Here are some brief excerpts -- on teacher pay and reform:
On seniority and tenure--
I am big believer in this program, but let's also be honest: school systems pay teachers billions of dollars more each year for earning PD credentials that do very little to improve the quality of teaching.
At the same time, many schools give nothing at all to the teachers who go the extra mile and make all the difference in students' lives. Excellence matters and we should honor it—fairly, transparently, and on terms teachers can embrace.
The President and I have both said repeatedly that we are not going to impose reform but rather work with teachers, principals, and unions to find what works. And that is what we did in Chicago. We enlisted the help of 24 of the best teachers in the system to design a pilot performance compensation system. We also sat down with the union and bargained it out.

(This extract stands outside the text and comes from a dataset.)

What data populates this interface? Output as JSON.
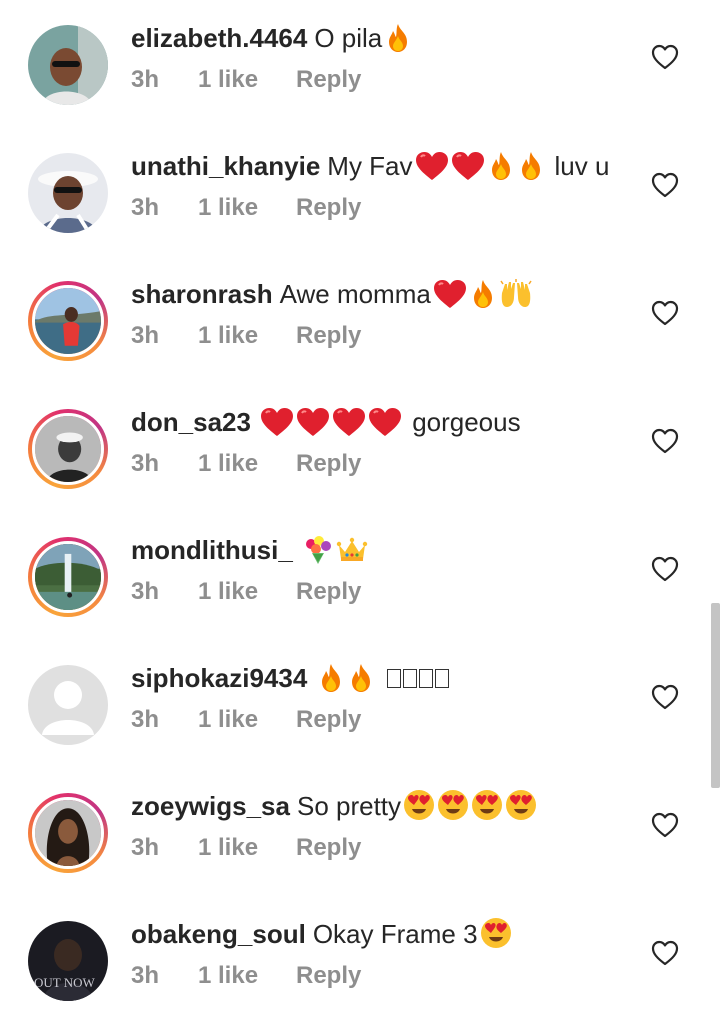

It was based on classroom observation, whole school performance and individual classroom performance, measured in part by growth in student learning. The rewards and incentives for good performance went to every adult in the school—including custodians and cafeteria workers—not just the individual teachers.
Where you see high-performing schools—it's the culture—every adult taking responsibility and creating a culture of high expectations.
And I'm telling you as well—that when inflexible seniority and rigid tenure rules that we designed put adults ahead of children—then we are not only putting kids at risk—we're putting the entire education system at risk. We're inviting the attack of parents and the public—and that is not good for any of us.
I believe that teacher unions are at a crossroads. These policies were created over the past century to protect the rights of teachers but they have produced an industrial factory model of education that treats all teachers like interchangeable widgets.
On data, student assessment and teacher evaluation--
Now let's talk about data. I understand that word can make people nervous but I see data first and foremost as a barometer. It tells us what is happening. Used properly, it can help teachers better understand the needs of their students. Too often, teachers don't have good data to inform instruction and help raise student achievement.
Data can also help identify and support teachers who are struggling. And it can help evaluate them. The problem is that some states prohibit linking student achievement and teacher effectiveness.
I understand that tests are far from perfect and that it is unfair to reduce the complex, nuanced work of teaching to a simple multiple choice exam. Test scores alone should never drive evaluation, compensation or tenure decisions. That would never make sense. But to remove student achievement entirely from evaluation is illogical and indefensible.
It's time we all admit that just as our testing system is deeply flawed—so is our teacher evaluation system—and the losers are not just the children. When great teachers are unrecognized and unrewarded—when struggling teachers are unsupported—and when failing teachers are unaddressed—the teaching profession is damaged.